My birthdays are never all that great.. Something always comes up or important people forget or people are sick or dying or die around my bday… There’s just always something..
So I’ve learned to dread my natal return year after year..
I had just begun to feel hopeful about this one when I had a horrible argument with my mom that left me drinking and crying for the rest of the night.. We then woke this am to find that Phantom’s mom had some pretty gnarly emergency surgery last night.. At Mom’s tonight (which I was dreading), things were fine except she’s hurt her back so horribly that she could barely move..
Can I just fucking skip bdays from now on? I wouldn’t mind missing 1/12 of my life if I could just sleep through the entire month of January.. That would be stellar, thanks.

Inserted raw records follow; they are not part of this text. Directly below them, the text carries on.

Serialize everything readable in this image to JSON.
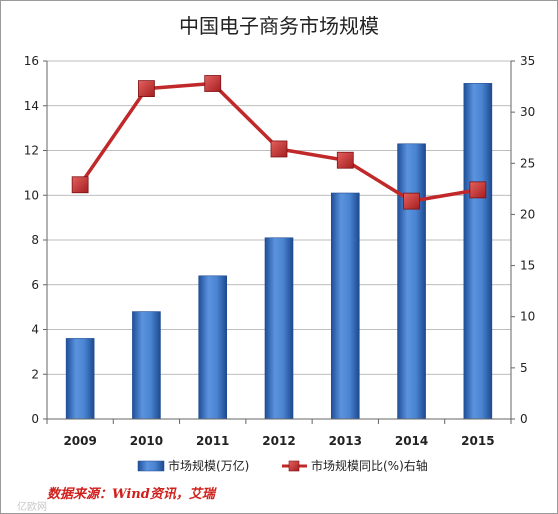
{
  "chart_data": {
    "type": "bar",
    "title": "中国电子商务市场规模",
    "categories": [
      "2009",
      "2010",
      "2011",
      "2012",
      "2013",
      "2014",
      "2015"
    ],
    "series": [
      {
        "name": "市场规模(万亿)",
        "type": "bar",
        "axis": "left",
        "color": "#3d74c2",
        "values": [
          3.6,
          4.8,
          6.4,
          8.1,
          10.1,
          12.3,
          15.0
        ]
      },
      {
        "name": "市场规模同比(%)右轴",
        "type": "line",
        "axis": "right",
        "color": "#c0282a",
        "values": [
          22.9,
          32.3,
          32.8,
          26.4,
          25.3,
          21.3,
          22.4
        ]
      }
    ],
    "y_left": {
      "min": 0,
      "max": 16,
      "ticks": [
        0,
        2,
        4,
        6,
        8,
        10,
        12,
        14,
        16
      ]
    },
    "y_right": {
      "min": 0,
      "max": 35,
      "ticks": [
        0,
        5,
        10,
        15,
        20,
        25,
        30,
        35
      ]
    },
    "grid": true,
    "legend_position": "bottom"
  },
  "source_note": "数据来源：Wind资讯，艾瑞",
  "watermark": "亿欧网"
}
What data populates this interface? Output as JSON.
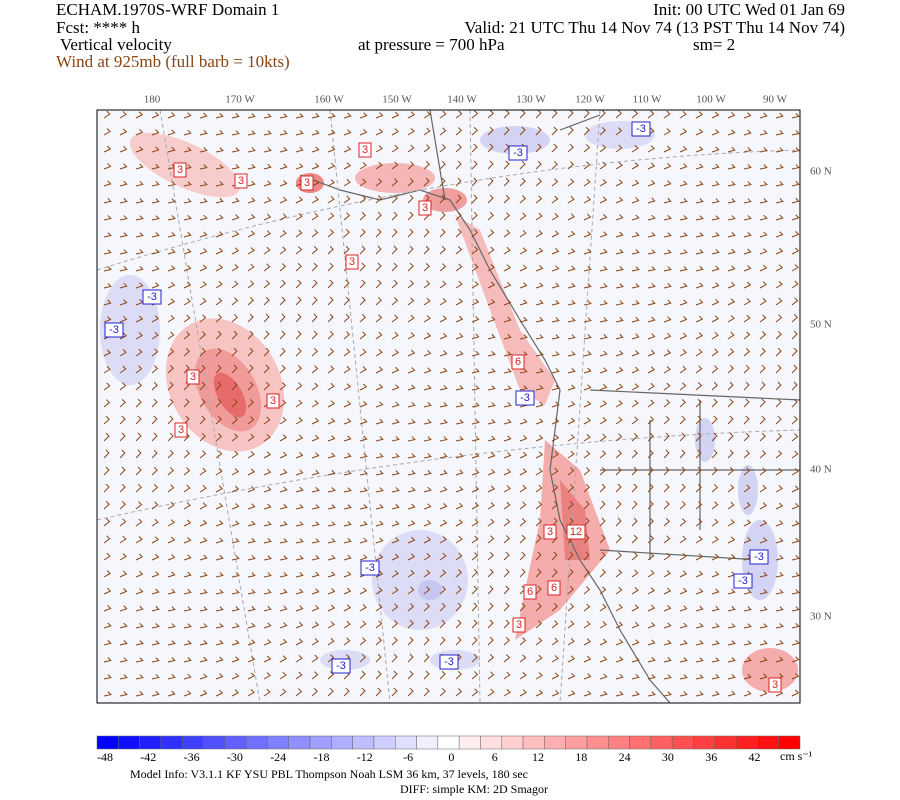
{
  "header": {
    "model": "ECHAM.1970S-WRF Domain 1",
    "fcst": "Fcst: **** h",
    "field": "Vertical velocity",
    "wind": "Wind at 925mb (full barb = 10kts)",
    "init": "Init: 00 UTC Wed 01 Jan 69",
    "valid": "Valid: 21 UTC Thu 14 Nov 74 (13 PST Thu 14 Nov 74)",
    "pressure": "at pressure =  700 hPa",
    "smooth": "sm= 2"
  },
  "map": {
    "lon_labels": [
      "180",
      "170 W",
      "160 W",
      "150 W",
      "140 W",
      "130 W",
      "120 W",
      "110 W",
      "100 W",
      "90 W"
    ],
    "lat_labels": [
      "60 N",
      "50 N",
      "40 N",
      "30 N"
    ],
    "contour_labels": [
      "3",
      "3",
      "3",
      "3",
      "-3",
      "-3",
      "3",
      "3",
      "-3",
      "-3",
      "3",
      "3",
      "3",
      "6",
      "-3",
      "3",
      "12",
      "-3",
      "6",
      "6",
      "3",
      "-3",
      "-3",
      "-3",
      "-3",
      "3"
    ]
  },
  "colorbar": {
    "labels": [
      "-48",
      "-42",
      "-36",
      "-30",
      "-24",
      "-18",
      "-12",
      "-6",
      "0",
      "6",
      "12",
      "18",
      "24",
      "30",
      "36",
      "42"
    ],
    "unit": "cm s⁻¹"
  },
  "footer": {
    "line1": "Model Info: V3.1.1    KF    YSU PBL   Thompson    Noah LSM  36 km,   37 levels,  180 sec",
    "line2": "DIFF: simple KM: 2D Smagor"
  }
}
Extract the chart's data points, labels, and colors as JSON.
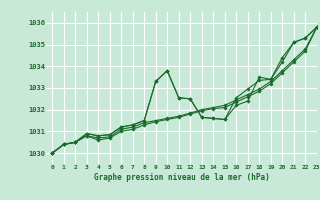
{
  "xlabel": "Graphe pression niveau de la mer (hPa)",
  "background_color": "#c8e8d8",
  "grid_color": "#ffffff",
  "line_color": "#1a6b2a",
  "marker_color": "#1a6b2a",
  "ylim": [
    1029.5,
    1036.5
  ],
  "xlim": [
    -0.5,
    23
  ],
  "yticks": [
    1030,
    1031,
    1032,
    1033,
    1034,
    1035,
    1036
  ],
  "xticks": [
    0,
    1,
    2,
    3,
    4,
    5,
    6,
    7,
    8,
    9,
    10,
    11,
    12,
    13,
    14,
    15,
    16,
    17,
    18,
    19,
    20,
    21,
    22,
    23
  ],
  "series": [
    [
      1030.0,
      1030.4,
      1030.5,
      1030.9,
      1030.8,
      1030.85,
      1031.2,
      1031.3,
      1031.5,
      1033.3,
      1033.8,
      1032.55,
      1032.5,
      1031.65,
      1031.6,
      1031.55,
      1032.2,
      1032.4,
      1033.5,
      1033.4,
      1034.2,
      1035.1,
      1035.3,
      1035.8
    ],
    [
      1030.0,
      1030.4,
      1030.5,
      1030.9,
      1030.8,
      1030.85,
      1031.2,
      1031.3,
      1031.5,
      1033.3,
      1033.8,
      1032.55,
      1032.5,
      1031.65,
      1031.6,
      1031.55,
      1032.55,
      1032.95,
      1033.35,
      1033.4,
      1034.4,
      1035.1,
      1035.3,
      1035.8
    ],
    [
      1030.0,
      1030.4,
      1030.5,
      1030.8,
      1030.7,
      1030.75,
      1031.1,
      1031.2,
      1031.4,
      1031.5,
      1031.6,
      1031.7,
      1031.85,
      1032.0,
      1032.1,
      1032.2,
      1032.45,
      1032.7,
      1032.95,
      1033.3,
      1033.8,
      1034.3,
      1034.8,
      1035.8
    ],
    [
      1030.0,
      1030.4,
      1030.5,
      1030.8,
      1030.6,
      1030.7,
      1031.0,
      1031.1,
      1031.3,
      1031.45,
      1031.55,
      1031.65,
      1031.8,
      1031.95,
      1032.05,
      1032.1,
      1032.35,
      1032.6,
      1032.85,
      1033.2,
      1033.7,
      1034.2,
      1034.7,
      1035.8
    ]
  ]
}
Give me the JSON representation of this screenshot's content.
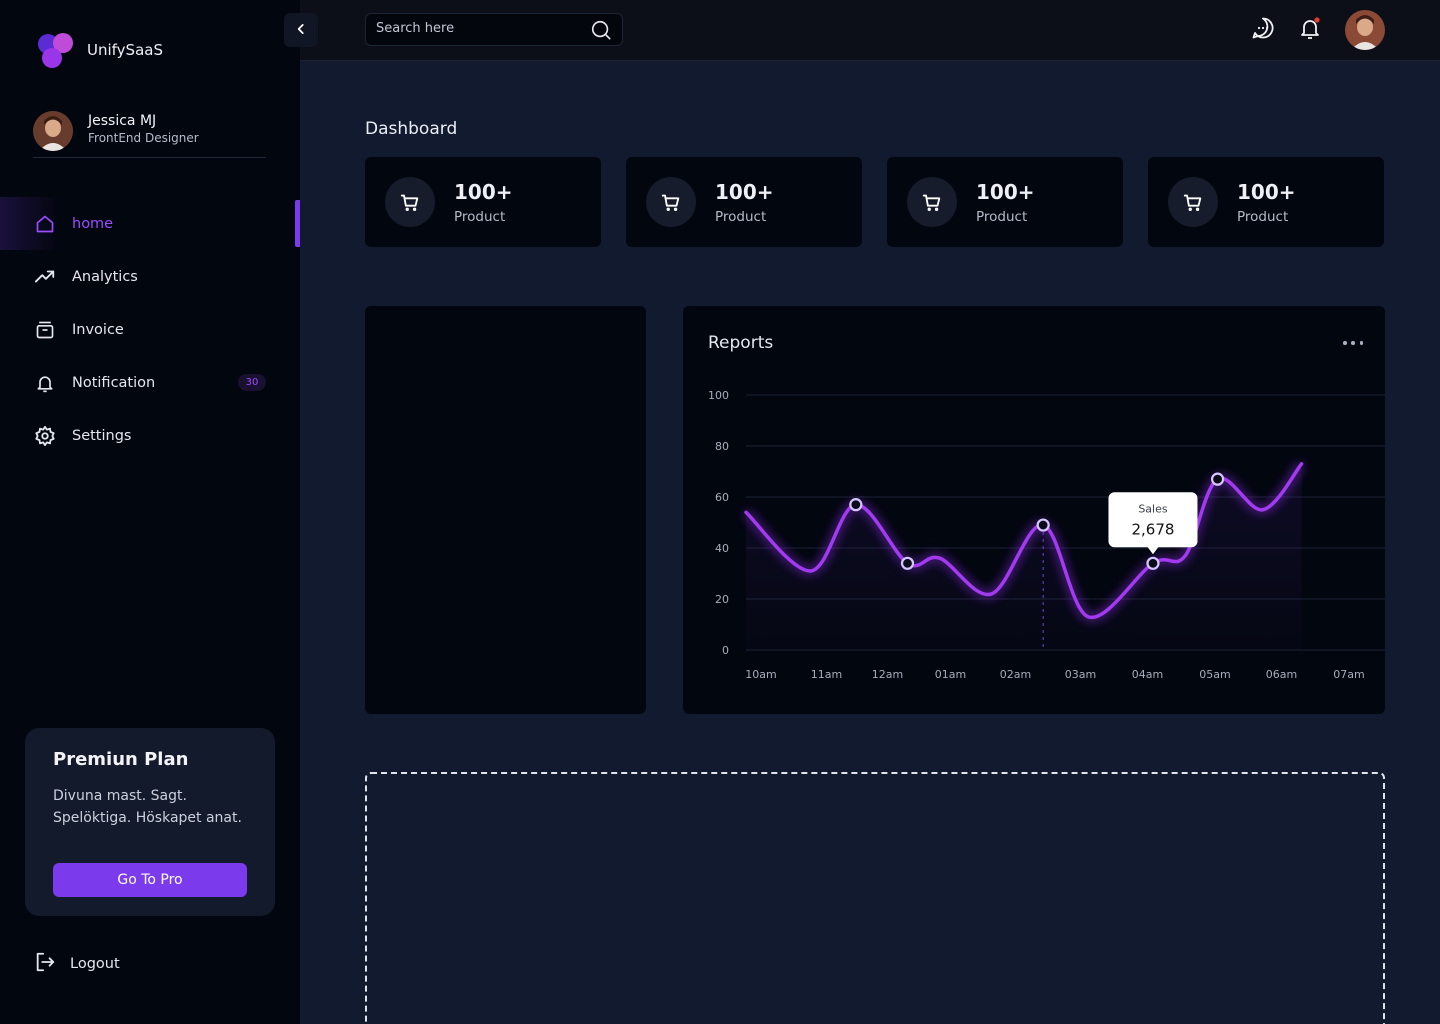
{
  "brand": {
    "name": "UnifySaaS",
    "logo_icon": "overlapping-circles-logo"
  },
  "user": {
    "name": "Jessica MJ",
    "role": "FrontEnd Designer"
  },
  "nav": [
    {
      "label": "home",
      "icon": "home-icon",
      "active": true
    },
    {
      "label": "Analytics",
      "icon": "trend-up-icon"
    },
    {
      "label": "Invoice",
      "icon": "invoice-icon"
    },
    {
      "label": "Notification",
      "icon": "bell-icon",
      "badge": "30"
    },
    {
      "label": "Settings",
      "icon": "gear-icon"
    }
  ],
  "premium": {
    "title": "Premiun Plan",
    "description": "Divuna mast. Sagt. Spelöktiga. Höskapet anat.",
    "button": "Go To Pro"
  },
  "logout": {
    "label": "Logout"
  },
  "topbar": {
    "search_placeholder": "Search here",
    "icons": [
      "chat-icon",
      "bell-icon",
      "avatar"
    ],
    "notification_dot_color": "#e53935"
  },
  "page": {
    "title": "Dashboard"
  },
  "stats": [
    {
      "value": "100+",
      "label": "Product",
      "icon": "cart-icon"
    },
    {
      "value": "100+",
      "label": "Product",
      "icon": "cart-icon"
    },
    {
      "value": "100+",
      "label": "Product",
      "icon": "cart-icon"
    },
    {
      "value": "100+",
      "label": "Product",
      "icon": "cart-icon"
    }
  ],
  "colors": {
    "accent": "#7c3aed",
    "line": "#a23bf0",
    "background": "#111a2e",
    "panel": "#02060f"
  },
  "chart_data": {
    "type": "line",
    "title": "Reports",
    "x": [
      "10am",
      "11am",
      "12am",
      "01am",
      "02am",
      "03am",
      "04am",
      "05am",
      "06am",
      "07am"
    ],
    "y_ticks": [
      0,
      20,
      40,
      60,
      80,
      100
    ],
    "ylim": [
      0,
      100
    ],
    "grid": true,
    "series": [
      {
        "points": [
          [
            0.0,
            54
          ],
          [
            1.0,
            31
          ],
          [
            1.7,
            57
          ],
          [
            2.5,
            34
          ],
          [
            3.0,
            36
          ],
          [
            3.8,
            22
          ],
          [
            4.6,
            49
          ],
          [
            5.3,
            13
          ],
          [
            6.3,
            34
          ],
          [
            6.8,
            37
          ],
          [
            7.3,
            67
          ],
          [
            8.0,
            55
          ],
          [
            8.6,
            73
          ]
        ],
        "markers": [
          2,
          3,
          6,
          8,
          10
        ]
      }
    ],
    "tooltip": {
      "label": "Sales",
      "value": "2,678",
      "point": 8
    },
    "hover_x": 4.6
  }
}
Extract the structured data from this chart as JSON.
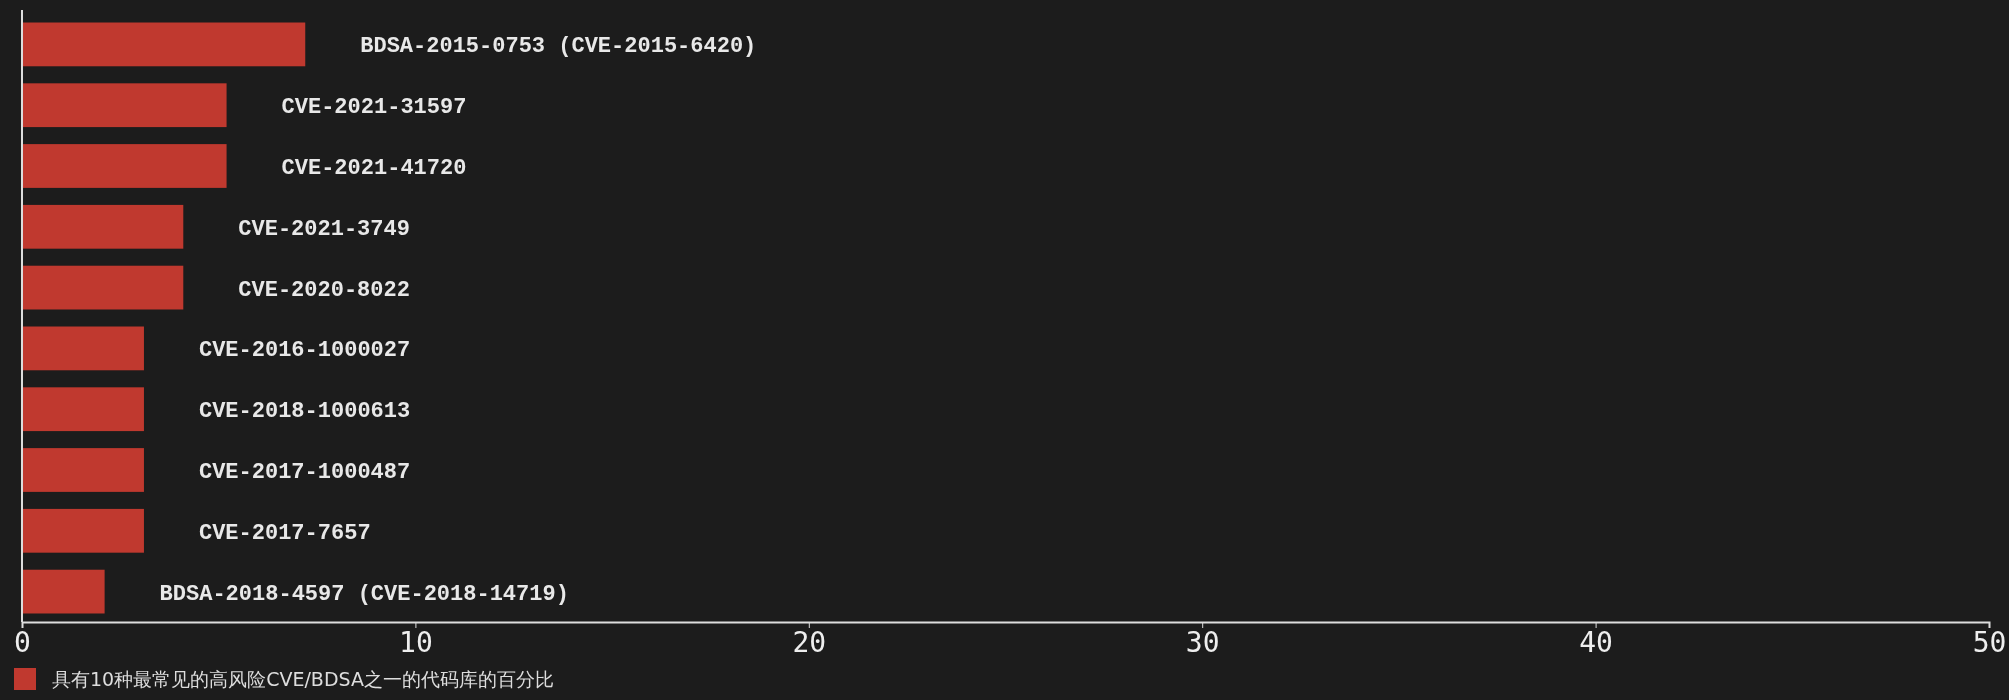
{
  "chart_data": {
    "type": "bar",
    "orientation": "horizontal",
    "categories": [
      "BDSA-2015-0753 (CVE-2015-6420)",
      "CVE-2021-31597",
      "CVE-2021-41720",
      "CVE-2021-3749",
      "CVE-2020-8022",
      "CVE-2016-1000027",
      "CVE-2018-1000613",
      "CVE-2017-1000487",
      "CVE-2017-7657",
      "BDSA-2018-4597 (CVE-2018-14719)"
    ],
    "series": [
      {
        "name": "具有10种最常见的高风险CVE/BDSA之一的代码库的百分比",
        "color": "#c0392f",
        "values": [
          7.2,
          5.2,
          5.2,
          4.1,
          4.1,
          3.1,
          3.1,
          3.1,
          3.1,
          2.1
        ]
      }
    ],
    "xlim": [
      0,
      50
    ],
    "xticks": [
      0,
      10,
      20,
      30,
      40,
      50
    ],
    "grid": false,
    "legend": "bottom"
  }
}
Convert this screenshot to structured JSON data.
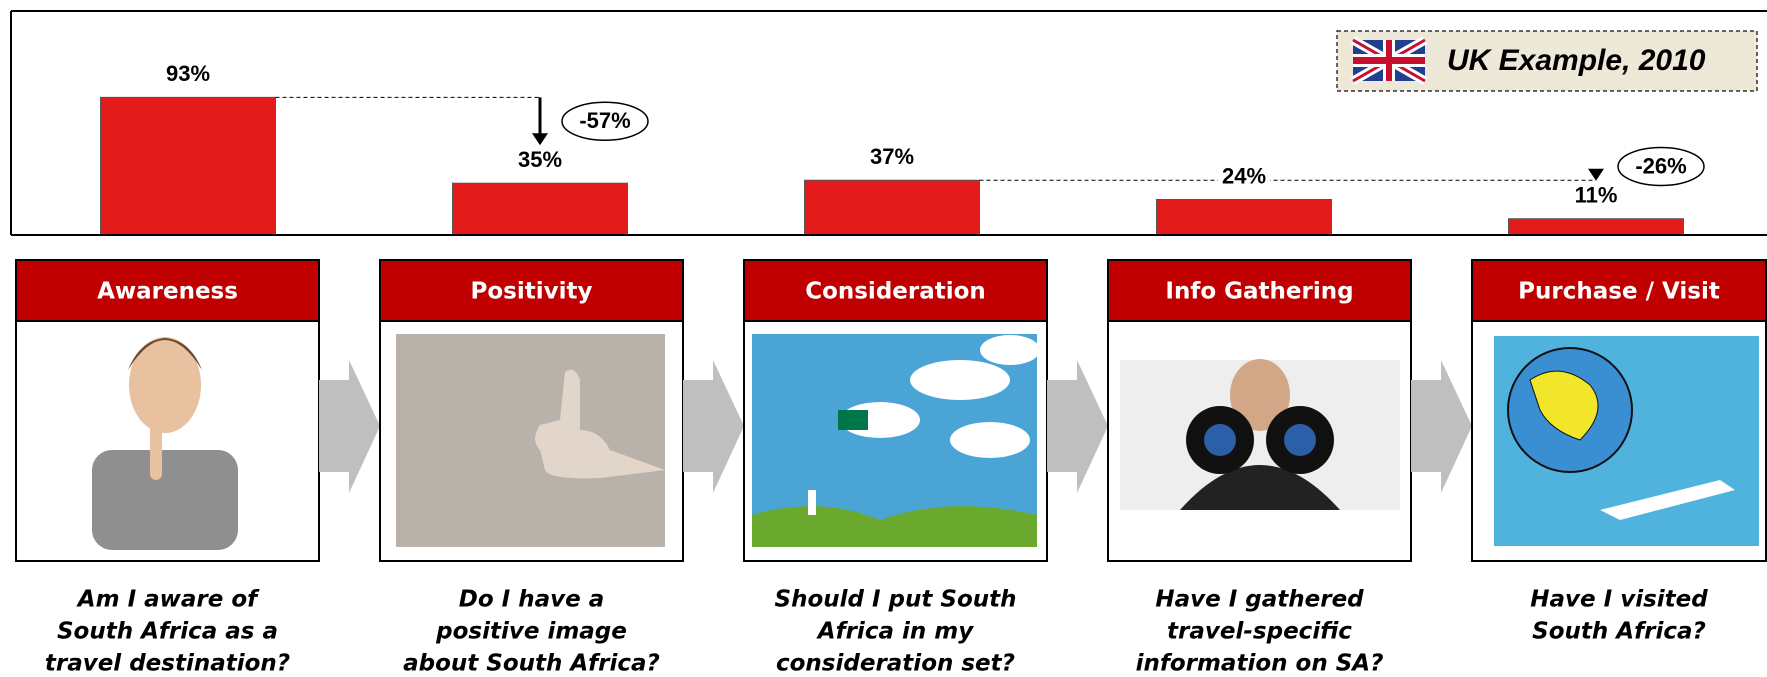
{
  "chart_data": {
    "type": "bar",
    "subtitle": "UK Example, 2010",
    "categories": [
      "Awareness",
      "Positivity",
      "Consideration",
      "Info Gathering",
      "Purchase / Visit"
    ],
    "values": [
      93,
      35,
      37,
      24,
      11
    ],
    "value_labels": [
      "93%",
      "35%",
      "37%",
      "24%",
      "11%"
    ],
    "color": "#e31b1b",
    "ylim": [
      0,
      100
    ],
    "annotations": [
      {
        "label": "-57%",
        "from": "Awareness",
        "to": "Positivity"
      },
      {
        "label": "-26%",
        "from": "Consideration",
        "to": "Purchase / Visit"
      }
    ]
  },
  "stages": [
    {
      "question": [
        "Am I aware of",
        "South Africa as a",
        "travel destination?"
      ]
    },
    {
      "question": [
        "Do I have a",
        "positive image",
        "about South Africa?"
      ]
    },
    {
      "question": [
        "Should I put South",
        "Africa in my",
        "consideration set?"
      ]
    },
    {
      "question": [
        "Have I gathered",
        "travel-specific",
        "information on SA?"
      ]
    },
    {
      "question": [
        "Have I visited",
        "South Africa?"
      ]
    }
  ]
}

I don’t mean to bitch.. I honestly save this sort of thing for my personal blog.. But I just wanted to say that that’s why I didn’t write yesterday. I feel justified here. It’s not even a strike because it’s not as if I just fucked off on my duties. I had some real-life things that sucked away my urge to create anything..
But here’s the thing.. There’s ALWAYS some new catastrophe around the corner.. Shit ALWAYS happens. That’s the nature of shit. What do I do when I lose my momentum due to the happening of the shit?
I don’t know. That’s why I’m a professional customer service drone and not a professional author.. But I’m hoping to get there. I DO want this to be my profession. I just need to keep plugging away, even if I fall off the writing wagon, and make it happen for myself.
It’s up to me, because nobody else will ever be as invested in my success as I will.